I've already known earlier, largely
through my reading of British New Testament scholar Michael Goulder, that there
were "two missions" in the early church (See his A Tale of Two
Missions, SCM, 1994 – one of my all-time favourite books of New Testament
history!). To put it simply: The dominant one tracing its lineage to the
historical Jesus was led by apostolic giants such as James, the Lord’s brother
and Jesus’s close companions—Peter and John. It was largely geared toward Jews.
It saw itself as a form of Judaism in the style of Yeshua (Jesus) and continued
to practice all the Jewish customs in the spirit of Yeshua. The other one was
that headed by Paul which, of course, was directed primarily to the gentiles
and stood on the revelations that Paul claimed to have had from the Christ
himself and was viewed oftentimes as maverick or rogue by some disciples who
knew Jesus in the flesh because of its spirit of downplaying Torah and Jewish
practices and emphasizing faith in Christ. These two missions did not agree on
many things—prominently, about what the continuing significance or irrelevance
of “Israel” and Jewish matters were in the light of Jesus, the Christ.
But this novelized biblical history by
Wilson really puts the matter more starkly and more clearly in front of me:
There was, he claims, an irreconcilable difference between the "Community
of the Way" of James and his followers (among whom the protagonist
"Mattai" was included) with the "Christ worshipers"
of Paul and his followers (the leaders of whom were Evodius and
Ignatius -yes, THE famous apostolic father Ignatius of Antioch).
What Paul was trying to do was to claim
that he and his movement were somehow a legitimate "development" of
the religion of Israel which, after all, had a pedigree (already then) of at
least over a thousand years. This was useful within the Roman Empire where
"antiquity" was much respected. Besides, Paul drew converts largely
from among the "God-fearers" who were associated with various Jewish
synagogues in the Jewish Diaspora.
The book is noteworthy because it is an
elaborate fleshing out of what the position of James and his followers could
have been at the start of the Christian movement.
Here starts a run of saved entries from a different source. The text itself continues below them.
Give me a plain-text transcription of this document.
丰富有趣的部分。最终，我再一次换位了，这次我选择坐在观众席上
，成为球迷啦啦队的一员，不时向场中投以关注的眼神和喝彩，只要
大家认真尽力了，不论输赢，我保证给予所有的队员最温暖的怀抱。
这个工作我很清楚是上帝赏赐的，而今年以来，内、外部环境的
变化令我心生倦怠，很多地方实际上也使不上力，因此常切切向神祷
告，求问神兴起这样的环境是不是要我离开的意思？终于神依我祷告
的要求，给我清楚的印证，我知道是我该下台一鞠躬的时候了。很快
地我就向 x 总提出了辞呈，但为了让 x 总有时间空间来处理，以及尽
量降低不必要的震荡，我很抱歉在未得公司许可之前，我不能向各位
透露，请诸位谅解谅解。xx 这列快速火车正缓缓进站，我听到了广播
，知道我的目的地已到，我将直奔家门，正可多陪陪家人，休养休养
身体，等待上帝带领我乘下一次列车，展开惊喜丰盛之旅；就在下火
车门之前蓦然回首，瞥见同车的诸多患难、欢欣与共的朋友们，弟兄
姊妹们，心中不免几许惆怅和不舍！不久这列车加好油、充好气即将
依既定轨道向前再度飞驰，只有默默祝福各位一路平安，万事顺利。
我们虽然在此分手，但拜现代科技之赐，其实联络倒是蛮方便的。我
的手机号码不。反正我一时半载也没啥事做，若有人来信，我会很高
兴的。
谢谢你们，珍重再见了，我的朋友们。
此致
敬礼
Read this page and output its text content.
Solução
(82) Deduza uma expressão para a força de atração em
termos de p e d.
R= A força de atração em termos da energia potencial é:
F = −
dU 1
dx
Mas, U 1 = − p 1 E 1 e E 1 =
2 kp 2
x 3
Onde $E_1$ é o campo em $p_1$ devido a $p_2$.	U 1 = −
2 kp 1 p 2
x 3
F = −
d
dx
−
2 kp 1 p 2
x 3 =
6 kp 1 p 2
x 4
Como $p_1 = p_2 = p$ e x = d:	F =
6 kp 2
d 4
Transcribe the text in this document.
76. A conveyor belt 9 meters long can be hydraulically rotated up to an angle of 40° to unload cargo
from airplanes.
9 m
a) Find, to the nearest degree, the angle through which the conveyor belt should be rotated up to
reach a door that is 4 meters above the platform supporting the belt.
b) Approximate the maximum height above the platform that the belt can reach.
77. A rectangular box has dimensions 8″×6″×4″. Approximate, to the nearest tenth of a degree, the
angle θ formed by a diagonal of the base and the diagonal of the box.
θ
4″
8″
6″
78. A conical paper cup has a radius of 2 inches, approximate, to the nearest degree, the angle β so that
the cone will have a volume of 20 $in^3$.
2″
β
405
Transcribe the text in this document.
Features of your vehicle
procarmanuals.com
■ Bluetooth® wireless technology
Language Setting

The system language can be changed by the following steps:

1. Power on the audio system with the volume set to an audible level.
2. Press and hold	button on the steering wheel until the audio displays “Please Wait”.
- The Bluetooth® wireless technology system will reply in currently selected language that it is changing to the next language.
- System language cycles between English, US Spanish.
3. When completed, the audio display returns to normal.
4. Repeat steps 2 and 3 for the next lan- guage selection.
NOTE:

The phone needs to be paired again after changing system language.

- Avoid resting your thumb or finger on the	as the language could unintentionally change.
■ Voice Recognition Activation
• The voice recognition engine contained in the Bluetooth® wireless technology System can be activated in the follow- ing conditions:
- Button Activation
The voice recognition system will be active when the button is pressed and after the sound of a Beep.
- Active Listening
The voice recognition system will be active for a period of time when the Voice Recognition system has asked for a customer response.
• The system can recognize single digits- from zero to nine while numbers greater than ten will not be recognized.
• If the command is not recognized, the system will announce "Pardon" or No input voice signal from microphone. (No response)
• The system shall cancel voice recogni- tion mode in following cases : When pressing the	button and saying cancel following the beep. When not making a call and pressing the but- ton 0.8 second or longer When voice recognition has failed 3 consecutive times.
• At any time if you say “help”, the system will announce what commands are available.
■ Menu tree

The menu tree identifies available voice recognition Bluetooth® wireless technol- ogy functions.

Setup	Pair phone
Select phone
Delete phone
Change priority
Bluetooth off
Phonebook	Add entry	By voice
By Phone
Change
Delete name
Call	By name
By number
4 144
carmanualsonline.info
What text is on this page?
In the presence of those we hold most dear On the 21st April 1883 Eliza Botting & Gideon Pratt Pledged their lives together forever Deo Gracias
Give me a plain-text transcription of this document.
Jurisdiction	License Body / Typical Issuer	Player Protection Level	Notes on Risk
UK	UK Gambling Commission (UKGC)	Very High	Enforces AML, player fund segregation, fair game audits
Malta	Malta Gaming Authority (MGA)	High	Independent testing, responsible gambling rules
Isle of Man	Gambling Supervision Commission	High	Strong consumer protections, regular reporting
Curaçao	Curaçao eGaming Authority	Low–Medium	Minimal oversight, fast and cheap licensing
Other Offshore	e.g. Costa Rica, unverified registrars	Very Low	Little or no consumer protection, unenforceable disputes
According to Wilson, the
followers of Yeshua in the tradition of James ("the Lord's brother")
did not want to be associated with Paul's movement and that they sought to
clarify at the famous "Council of Jerusalem" (circa 49 CE), that
Paul's movement was an altogether different religion from the style of Judaism
that Yeshua himself started and was continued by James and all the earliest
disciples of Jesus who knew the "flesh and blood" rabbi from Nazareth.
In short, Paul was an interloper from the
point of view of all the disciples who knew Yeshua because they could not see
in Paul's "Christ-worshiping" movement any significant continuity
with the style of Judaism advocated by Yeshua. Instead, they thought that
Paul's insistence on worshiping Christ as a kind of deity who seeks to achieve
an other-worldly kind of salvation through his death and resurrection while
dispensing with Torah (the Law) and on everything being mediated directly
through the mystical experiences of Paul/Saul himself, was NOT part of the
Yeshua movement at all.
Wow! I'm just being forced to seriously
reconsider the earliest history of Christianity in a major way through this
work! Kudos, Dr. Wilson for making New Testament studies this intriguing and interesting!